Joshua Williams, then 19, was caught on video stealing items from a QuikTrip convenience store after looters shattered its glass doors, according to the Associated Press in the St. Louis Post-Dispatch.
Video showed Williams then used lighter fluid to set a fire at the Mobil gas station during the riots that followed the officer-involved shooting of 18-year-old Antonio Martin in Berkeley in December of 2014.
Williams had already been arrested at least twice in Ferguson four months earlier during the protests there for refusing to disperse and unlawful assembly, KMOV reported.

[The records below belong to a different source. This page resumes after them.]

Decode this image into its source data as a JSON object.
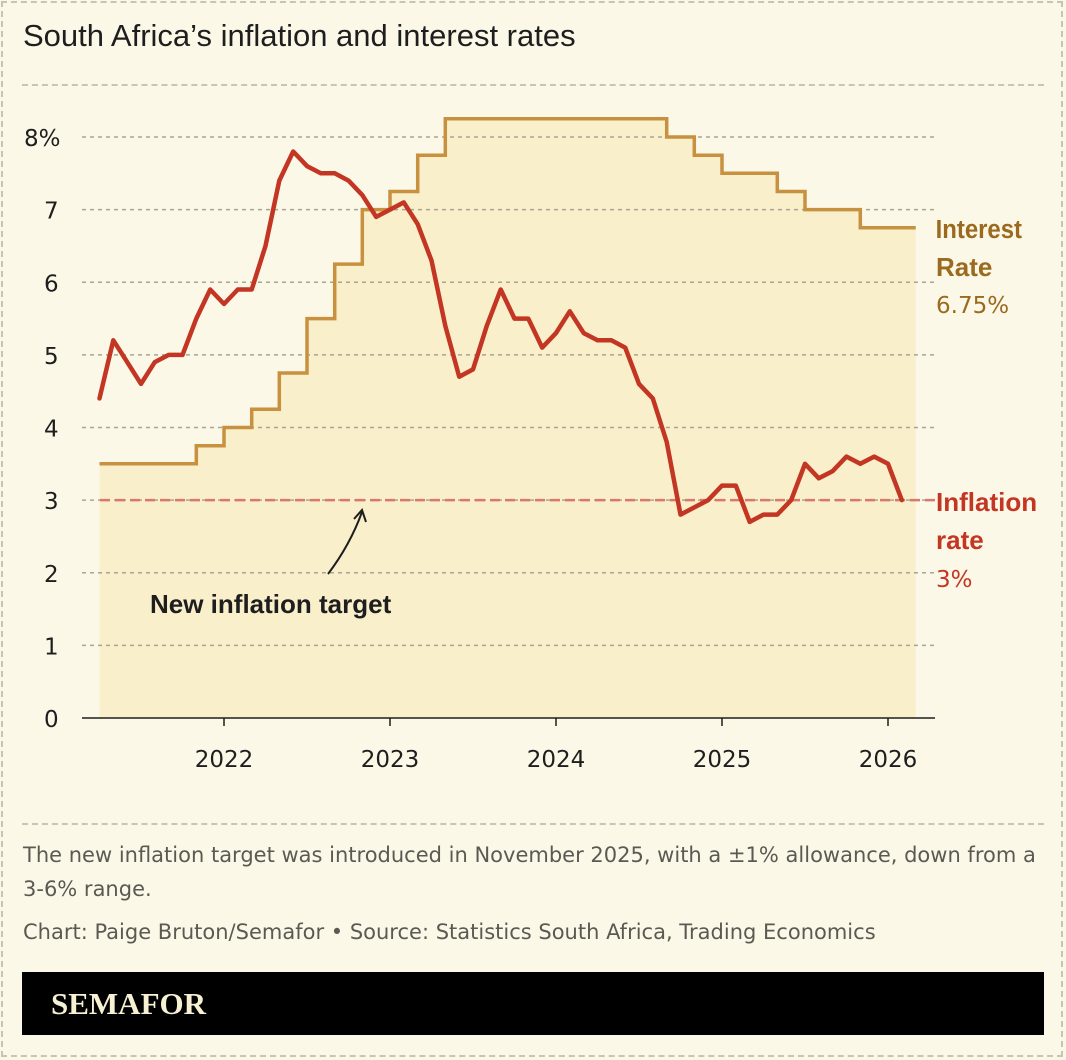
{
  "title": "South Africa’s inflation and interest rates",
  "note": "The new inflation target was introduced in November 2025, with a ±1% allowance, down from a 3-6% range.",
  "credit": "Chart: Paige Bruton/Semafor • Source: Statistics South Africa, Trading Economics",
  "brand": "SEMAFOR",
  "colors": {
    "background": "#fcf8e8",
    "area_fill": "#f9efca",
    "interest": "#c8913f",
    "interest_label": "#9a6a1e",
    "inflation": "#c23623",
    "target": "#d9786c"
  },
  "chart_data": {
    "type": "line",
    "title": "South Africa’s inflation and interest rates",
    "ylim": [
      0,
      8
    ],
    "y_ticks": [
      "0",
      "1",
      "2",
      "3",
      "4",
      "5",
      "6",
      "7",
      "8%"
    ],
    "x_ticks": [
      "2022",
      "2023",
      "2024",
      "2025",
      "2026"
    ],
    "grid": true,
    "series": [
      {
        "name": "Inflation rate",
        "label_value": "3%",
        "start": "2021-04",
        "frequency": "monthly",
        "values": [
          4.4,
          5.2,
          4.9,
          4.6,
          4.9,
          5.0,
          5.0,
          5.5,
          5.9,
          5.7,
          5.9,
          5.9,
          6.5,
          7.4,
          7.8,
          7.6,
          7.5,
          7.5,
          7.4,
          7.2,
          6.9,
          7.0,
          7.1,
          6.8,
          6.3,
          5.4,
          4.7,
          4.8,
          5.4,
          5.9,
          5.5,
          5.5,
          5.1,
          5.3,
          5.6,
          5.3,
          5.2,
          5.2,
          5.1,
          4.6,
          4.4,
          3.8,
          2.8,
          2.9,
          3.0,
          3.2,
          3.2,
          2.7,
          2.8,
          2.8,
          3.0,
          3.5,
          3.3,
          3.4,
          3.6,
          3.5,
          3.6,
          3.5,
          3.0
        ]
      },
      {
        "name": "Interest Rate",
        "label_value": "6.75%",
        "type": "step",
        "steps": [
          [
            "2021-04",
            3.5
          ],
          [
            "2021-11",
            3.75
          ],
          [
            "2022-01",
            4.0
          ],
          [
            "2022-03",
            4.25
          ],
          [
            "2022-05",
            4.75
          ],
          [
            "2022-07",
            5.5
          ],
          [
            "2022-09",
            6.25
          ],
          [
            "2022-11",
            7.0
          ],
          [
            "2023-01",
            7.25
          ],
          [
            "2023-03",
            7.75
          ],
          [
            "2023-05",
            8.25
          ],
          [
            "2024-09",
            8.0
          ],
          [
            "2024-11",
            7.75
          ],
          [
            "2025-01",
            7.5
          ],
          [
            "2025-05",
            7.25
          ],
          [
            "2025-07",
            7.0
          ],
          [
            "2025-11",
            6.75
          ]
        ],
        "end": "2026-03"
      }
    ],
    "reference_line": {
      "value": 3,
      "style": "dashed"
    },
    "annotations": [
      {
        "text": "New inflation target",
        "points_to": "reference line"
      }
    ],
    "labels": {
      "interest_line1": "Interest",
      "interest_line2": "Rate",
      "inflation_line1": "Inflation",
      "inflation_line2": "rate"
    }
  }
}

He was an outspoken and visible protester during the riots that followed the August of 2014 shooting of Michael Brown in Ferguson, and appeared on television news at protests and community meetings regularly, almost always wearing a red hooded sweatshirt bearing the words “All American Gymnastics.”
KTVI reported that it was that sweatshirt that made Williams so easy to identify in the video of the fire being set at the gas station convenience store on Dec. 24, 2014.
In November of 2015, Williams pleaded guilty to arson, burglary, and stealing for the incident at the QuikTrip in Berkeley, according to KMOV.
He was sentenced to eight years by a St. Louis County circuit court judge, The Kansas City Star reported.
Prosecutors had asked the judge to impose a 15-year sentence, and Williams’ attorneys had asked for a suspended sentence, according to The Kansas City Star.
Franks called Williams’ eight-year sentence overly “harsh,” according to the Associated Press.
He said Williams had no prior convictions when he started the fire during the Berkeley riot, and that other rioters who were convicted of similar crimes during protests had gotten more lenient sentences.